When you get a new phone one of the first things you do is swipe around. You want to see what happens when you swipe left, right, up, or down. On the iPhone 8 which is different than the larger more recent phones swiping up (finger goes bottom to top) will open the tools panel. This has various settings, some shortcuts, flashlight, and a few other aspects you can choose. Swiping down from the very top (finger goes top to bottom) will open the notification center. Here gives you the date and time in a larger font as well as the notifications. Swiping down from the middle of the page will open the search bar and your most recent apps. You can swipe to the left which will open your camera. The only way to get out of the camera will be to press the home button. If you go all the way to the left you to get your news panel. There's nothing that happens when swiping to the right. All in all its not bad. You swipe and a thing happens. Probably the most frustrating swipe for a user will be opening the camera than having to press a button to leave it. The 2 different types of swiping downs could also be harder for some people. I know with the newer iPhone X it can be a lot harder to get to the tools panel. You have to swipe down from the corner of the screen which can be confusing. It took me a while to find it and my dad who had the phone for a year at that point didn't even know it existed.

On the Pixel 4 swiping down will open the notification and tools panel. The tools panel is compressed, but with another swipe, you can expand it for more settings. There aren't multiple types of swiping down here its just the one. Swiping up shows your most recent apps, the search bar (also accessible normally on your home pages), and all apps on the phone. On Android, you can have apps installed without being on your home page. That's another handy UX feature, since some people may download an app but not use it frequently. Allowing it to be out of the way but still installed means it doesn't clutter your home pages and you still have all data for said app accessible for when you need it. Swiping right or left while not on the home screen will close an app. This can be hard to manage on some apps that require you to swipe to go to a new page in the app and you may accidentally close it instead. Swiping up while in an app will bring up all of your open apps which you can then close. You can also see your app recommendations, search bar, or go back to the home page from there. A common theme with the Pixel 4 is there generally isn't only one way to find things. Multiple menus keep the search bar active, and you have 3 ways to close an app.

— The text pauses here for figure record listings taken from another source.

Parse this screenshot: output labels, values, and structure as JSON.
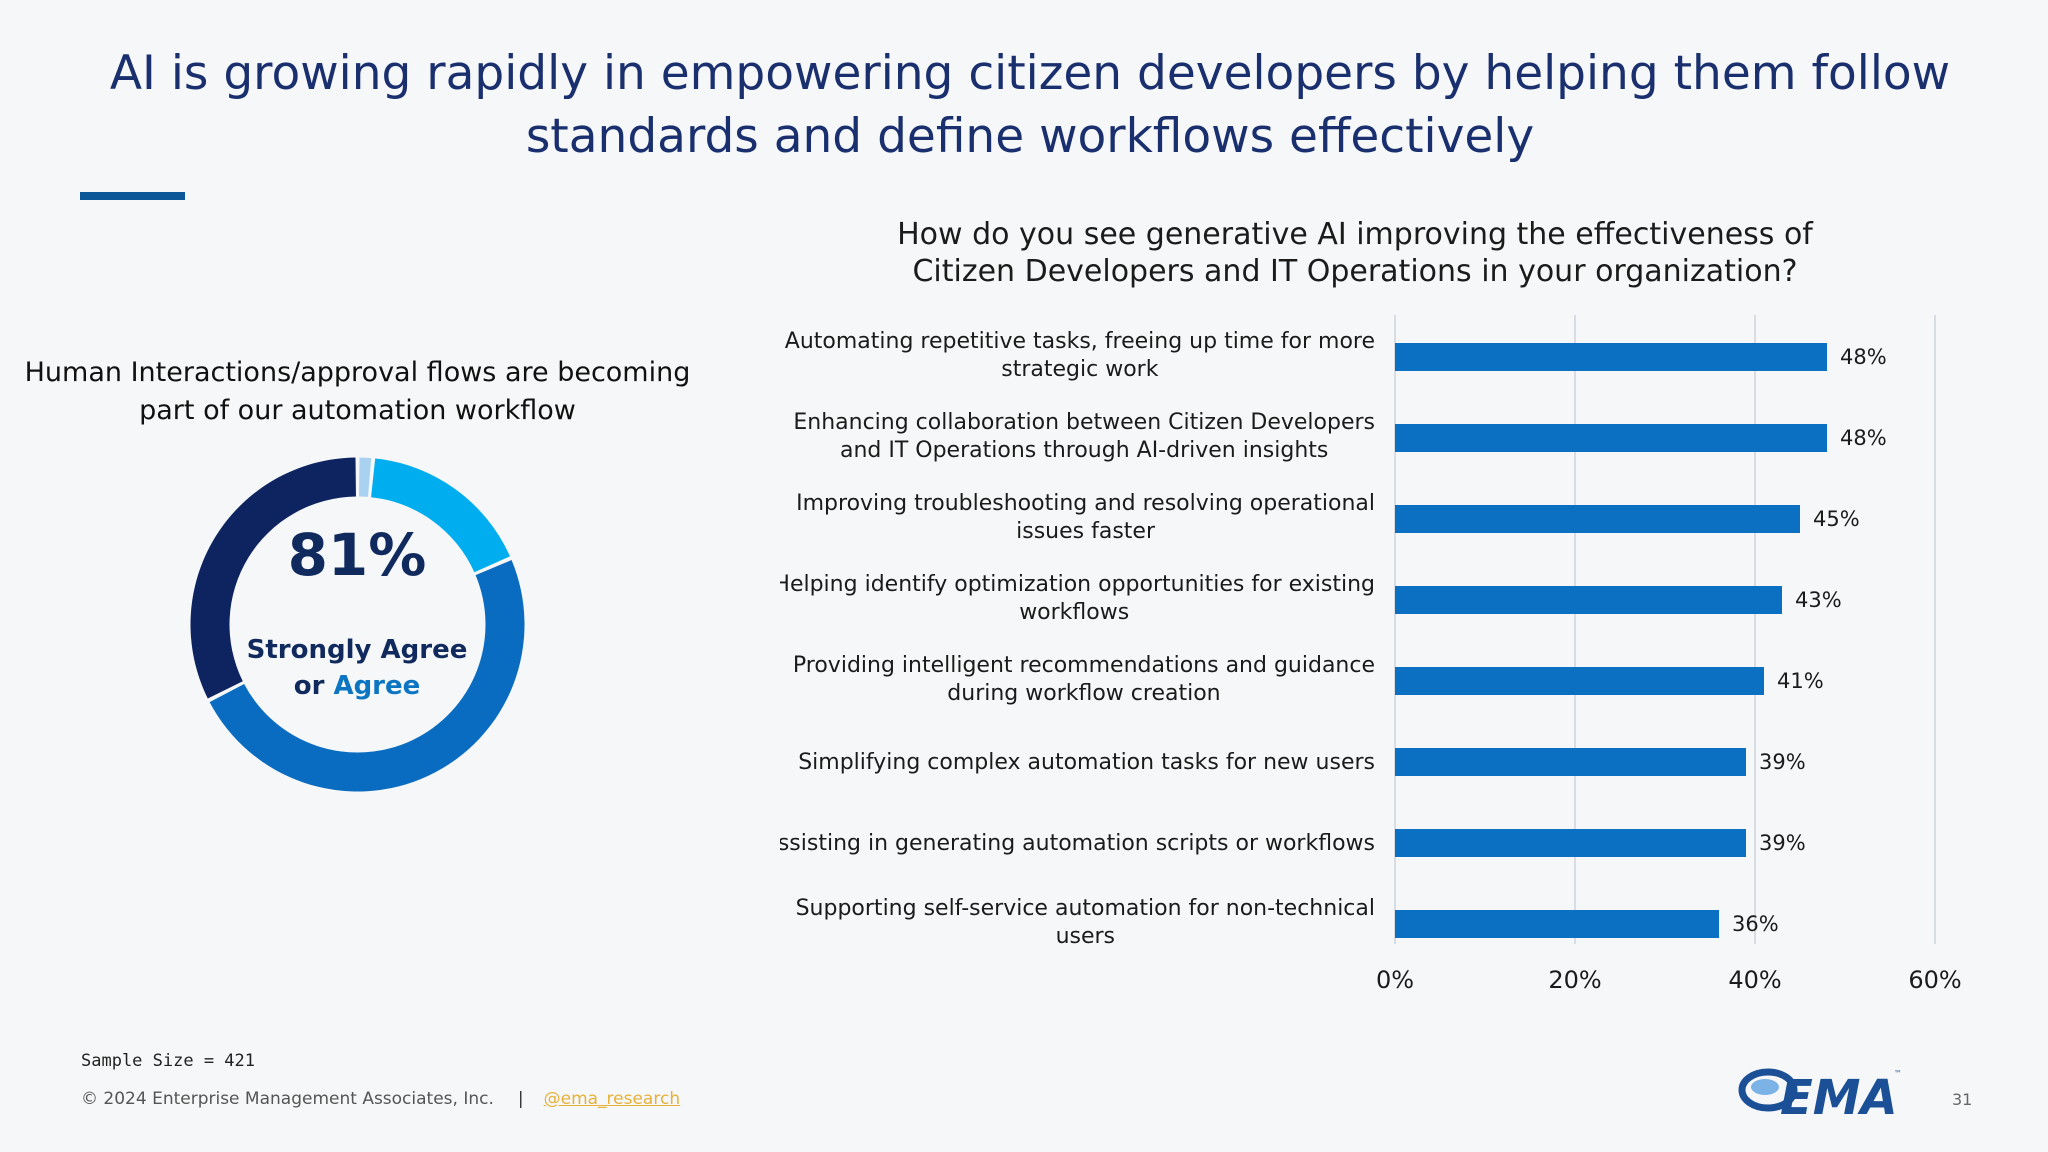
{
  "slide": {
    "title_line1": "AI is growing rapidly in empowering citizen developers by helping them follow",
    "title_line2": "standards and define workflows effectively",
    "page_number": "31"
  },
  "donut": {
    "question_line1": "Human Interactions/approval flows are becoming",
    "question_line2": "part of our automation workflow",
    "center_value": "81%",
    "center_label_line1": "Strongly Agree",
    "center_label_or": "or",
    "center_label_agree": "Agree"
  },
  "bar_chart_title": {
    "line1": "How do you see generative AI improving the effectiveness of",
    "line2": "Citizen Developers and IT Operations in your organization?"
  },
  "chart_data": [
    {
      "type": "pie",
      "donut": true,
      "slices": [
        {
          "value": 1.5,
          "color": "#a9d2f1"
        },
        {
          "value": 17,
          "color": "#00adef"
        },
        {
          "value": 49,
          "color": "#0a6cc0"
        },
        {
          "value": 32.5,
          "color": "#0e2460"
        }
      ]
    },
    {
      "type": "bar",
      "orientation": "horizontal",
      "title": "How do you see generative AI improving the effectiveness of Citizen Developers and IT Operations in your organization?",
      "categories": [
        [
          "Automating repetitive tasks, freeing up time for more",
          "strategic work"
        ],
        [
          "Enhancing collaboration between Citizen Developers",
          "and IT Operations through AI-driven insights"
        ],
        [
          "Improving troubleshooting and resolving operational",
          "issues faster"
        ],
        [
          "Helping identify optimization opportunities for existing",
          "workflows"
        ],
        [
          "Providing intelligent recommendations and guidance",
          "during workflow creation"
        ],
        [
          "Simplifying complex automation tasks for new users"
        ],
        [
          "Assisting in generating automation scripts or workflows"
        ],
        [
          "Supporting self-service automation for non-technical",
          "users"
        ]
      ],
      "values": [
        48,
        48,
        45,
        43,
        41,
        39,
        39,
        36
      ],
      "value_labels": [
        "48%",
        "48%",
        "45%",
        "43%",
        "41%",
        "39%",
        "39%",
        "36%"
      ],
      "xlim": [
        0,
        60
      ],
      "xticks": [
        "0%",
        "20%",
        "40%",
        "60%"
      ],
      "grid": true,
      "bar_color": "#0b6fc2"
    }
  ],
  "footer": {
    "sample_size": "Sample Size = 421",
    "copyright": "© 2024 Enterprise Management Associates, Inc.",
    "separator": "|",
    "handle": "@ema_research"
  },
  "logo": {
    "text": "EMA",
    "color": "#1b4f96"
  }
}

I talked a lot about both the iPhone 8 and the Pixel 4 here and there are a lot more features I didn't even mention for both phones. When you look at the overall UX of these 2 phones it is apparent that the iPhone 8 is designed to tell you everything and make it as easy as possible for the user. The notifications are easily sorted, your notifications are obvious in their reminders, its harder to accidentally close apps (this may not be the case with the iPhone X and newer), and you know what options are available in terms of customization. The iPhone doesn't want you to have to think hard to do anything. The Pixel 4 is designed for people that aren't as fussy about their notifications and want the most out of their swiping features. You can easily finetune the type of notifications you want, the notification bubble blends in, and more features are shown with less swiping required. All Androids are designed for people that want the most in terms of customization. Most of what I talked about on the Pixel 4 is from the defaulted Action Launcher, but users can change what Action Launcher they want to use and each one has its own features and customization choices. Neither phone is wrong in their design, they're just designed with different intents.

I hope you enjoyed my analysis of the two phones. If you have any thoughts on their designs I'd love to hear them!